同じようにして4番目以降のカップルも、既に陣取っているカップルのちょうど真ん中あたりに語らいの場を見いだします。

あとはその繰り返しで、カップルとカップルとの間隔はどんどん狭くなりますが、それでも夜のとばりの降りるころまでには、等間隔で並ぶ京都名物の出来上がりです。

両隣りと距離を保とうとするこのような陣取り合戦が繰り返された結果、鴨川名物である等間隔で並ぶカップルの風景が生まれるわけです。
これを「京都名物 鴨川のカップル 2分の1の法則」と呼びます。


■Memo

・鴨川/京都市
・撮影:2000/04、旧版公開:2000/07/20、改訂版公開:2017/03/05

デジカメが広く普及する以前、つまり20世紀のころまでなら、夕暮れの鴨川でカップルのいる方向にレンズを向けても、訝しがられたり咎められることは、まずありませんでした。 仕事で撮影しているプロの人や調査の人だとか、写真好きのアマチュアのおっさんだと思われていたのでしょう。

実際、陽が落ちて光量の少なくなった夕暮れ時を撮るのは、それなりのテクニックと明るいレンズ、高感度フィルム、増感処理などが必要でした。
ところが21世紀になってデジタル一眼が普及しだすと状況が一変します。暗いシーンに強いデジイチを手にして、鴨川名物や夜景を撮ろうとするカメラマンが急激に増えたようです。

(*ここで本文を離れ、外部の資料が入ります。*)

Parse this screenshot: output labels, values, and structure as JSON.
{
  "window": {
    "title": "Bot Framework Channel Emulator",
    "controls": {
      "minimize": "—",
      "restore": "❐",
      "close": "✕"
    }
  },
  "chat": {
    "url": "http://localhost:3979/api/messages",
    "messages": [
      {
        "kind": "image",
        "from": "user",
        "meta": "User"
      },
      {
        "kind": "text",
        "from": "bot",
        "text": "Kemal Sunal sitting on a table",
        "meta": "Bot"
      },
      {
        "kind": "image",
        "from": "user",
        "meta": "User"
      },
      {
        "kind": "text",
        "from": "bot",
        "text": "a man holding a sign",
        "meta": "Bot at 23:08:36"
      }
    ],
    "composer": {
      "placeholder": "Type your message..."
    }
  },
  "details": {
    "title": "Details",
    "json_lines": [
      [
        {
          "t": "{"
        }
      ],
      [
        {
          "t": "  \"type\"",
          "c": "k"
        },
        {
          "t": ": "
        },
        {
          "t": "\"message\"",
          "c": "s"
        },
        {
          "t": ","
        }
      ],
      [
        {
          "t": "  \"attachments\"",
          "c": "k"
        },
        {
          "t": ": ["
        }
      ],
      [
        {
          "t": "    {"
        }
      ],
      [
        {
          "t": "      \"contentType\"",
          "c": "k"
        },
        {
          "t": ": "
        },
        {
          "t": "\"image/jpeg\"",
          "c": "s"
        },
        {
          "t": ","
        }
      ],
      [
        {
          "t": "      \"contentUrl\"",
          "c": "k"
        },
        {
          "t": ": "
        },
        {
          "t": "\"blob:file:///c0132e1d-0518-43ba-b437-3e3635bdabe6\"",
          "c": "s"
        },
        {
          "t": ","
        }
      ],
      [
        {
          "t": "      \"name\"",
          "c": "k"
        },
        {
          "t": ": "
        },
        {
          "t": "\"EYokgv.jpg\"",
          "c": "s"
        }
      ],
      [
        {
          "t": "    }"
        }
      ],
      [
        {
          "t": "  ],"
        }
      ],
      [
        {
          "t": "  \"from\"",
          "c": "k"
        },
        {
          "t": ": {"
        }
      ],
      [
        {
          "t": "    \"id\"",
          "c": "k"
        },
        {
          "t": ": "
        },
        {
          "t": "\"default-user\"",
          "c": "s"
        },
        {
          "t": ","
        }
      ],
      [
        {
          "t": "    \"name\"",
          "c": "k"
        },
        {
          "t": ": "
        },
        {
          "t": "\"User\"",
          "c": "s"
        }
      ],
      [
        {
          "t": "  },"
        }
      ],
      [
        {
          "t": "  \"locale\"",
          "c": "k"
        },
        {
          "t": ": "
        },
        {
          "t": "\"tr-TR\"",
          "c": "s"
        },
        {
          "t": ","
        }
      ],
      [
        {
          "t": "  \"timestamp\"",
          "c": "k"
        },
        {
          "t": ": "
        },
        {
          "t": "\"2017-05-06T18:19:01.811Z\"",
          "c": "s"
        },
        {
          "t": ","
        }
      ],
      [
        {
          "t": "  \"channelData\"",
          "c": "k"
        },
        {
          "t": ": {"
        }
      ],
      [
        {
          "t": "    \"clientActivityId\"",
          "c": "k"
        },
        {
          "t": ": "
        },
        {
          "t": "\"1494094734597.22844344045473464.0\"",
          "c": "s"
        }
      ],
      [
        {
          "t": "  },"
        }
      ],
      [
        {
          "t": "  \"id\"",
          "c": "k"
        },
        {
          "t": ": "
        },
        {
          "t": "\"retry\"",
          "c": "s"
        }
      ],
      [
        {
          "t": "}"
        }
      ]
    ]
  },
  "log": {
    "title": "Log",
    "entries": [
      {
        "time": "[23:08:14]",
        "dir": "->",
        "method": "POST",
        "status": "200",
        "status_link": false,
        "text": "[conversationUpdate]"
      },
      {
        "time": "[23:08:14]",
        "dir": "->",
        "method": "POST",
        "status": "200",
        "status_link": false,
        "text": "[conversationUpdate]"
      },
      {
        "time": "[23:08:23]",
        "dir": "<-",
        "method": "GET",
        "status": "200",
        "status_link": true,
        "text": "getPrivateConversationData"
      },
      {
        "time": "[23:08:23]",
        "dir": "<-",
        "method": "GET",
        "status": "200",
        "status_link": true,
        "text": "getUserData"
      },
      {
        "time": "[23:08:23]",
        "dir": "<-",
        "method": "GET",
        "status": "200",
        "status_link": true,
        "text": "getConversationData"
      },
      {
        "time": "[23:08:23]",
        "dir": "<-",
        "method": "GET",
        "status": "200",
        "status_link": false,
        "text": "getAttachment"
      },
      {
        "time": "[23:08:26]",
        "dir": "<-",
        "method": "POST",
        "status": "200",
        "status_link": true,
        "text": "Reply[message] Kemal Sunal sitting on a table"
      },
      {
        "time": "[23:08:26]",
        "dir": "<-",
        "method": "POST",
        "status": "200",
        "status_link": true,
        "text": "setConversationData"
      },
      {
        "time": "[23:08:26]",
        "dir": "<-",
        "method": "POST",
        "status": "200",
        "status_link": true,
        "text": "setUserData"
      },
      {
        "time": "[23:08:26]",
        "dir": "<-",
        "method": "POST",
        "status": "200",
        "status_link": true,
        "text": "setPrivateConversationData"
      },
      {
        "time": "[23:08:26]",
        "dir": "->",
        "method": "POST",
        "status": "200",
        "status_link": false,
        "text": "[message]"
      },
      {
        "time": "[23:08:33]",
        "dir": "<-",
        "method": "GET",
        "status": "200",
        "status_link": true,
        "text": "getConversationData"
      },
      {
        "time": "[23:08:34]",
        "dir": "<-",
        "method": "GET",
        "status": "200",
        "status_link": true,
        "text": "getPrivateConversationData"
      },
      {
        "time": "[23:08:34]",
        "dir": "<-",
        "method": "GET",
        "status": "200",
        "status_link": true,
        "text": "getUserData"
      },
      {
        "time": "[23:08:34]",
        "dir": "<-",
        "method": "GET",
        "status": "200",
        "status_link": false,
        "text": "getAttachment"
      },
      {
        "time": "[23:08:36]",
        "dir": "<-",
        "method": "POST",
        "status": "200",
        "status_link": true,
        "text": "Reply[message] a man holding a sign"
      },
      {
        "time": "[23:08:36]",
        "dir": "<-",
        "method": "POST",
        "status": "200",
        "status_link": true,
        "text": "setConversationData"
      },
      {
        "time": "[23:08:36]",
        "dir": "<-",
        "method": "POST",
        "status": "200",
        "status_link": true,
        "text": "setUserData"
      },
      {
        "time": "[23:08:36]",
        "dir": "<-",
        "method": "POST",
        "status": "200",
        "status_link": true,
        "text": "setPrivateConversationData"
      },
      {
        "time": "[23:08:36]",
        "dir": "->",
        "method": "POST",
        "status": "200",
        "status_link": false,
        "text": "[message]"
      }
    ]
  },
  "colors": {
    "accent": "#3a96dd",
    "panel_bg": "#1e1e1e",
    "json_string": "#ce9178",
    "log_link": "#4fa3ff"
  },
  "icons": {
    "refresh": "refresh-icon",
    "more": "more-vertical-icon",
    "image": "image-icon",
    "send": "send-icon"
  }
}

なにごとも裾野が広がると、よからぬ人やろくでもない人や混入するのは、世の習い。カメラの感度設定を上げて対岸から超望遠で撮っているのを通報され、京都市の条例違反で検挙されたというニュースもときどき耳にします。

というようなご時世ですので、「鴨川のカップル 2分の1の法則」をカメラに収めようとする方は、誤解されて通報されないようご注意くださいませ。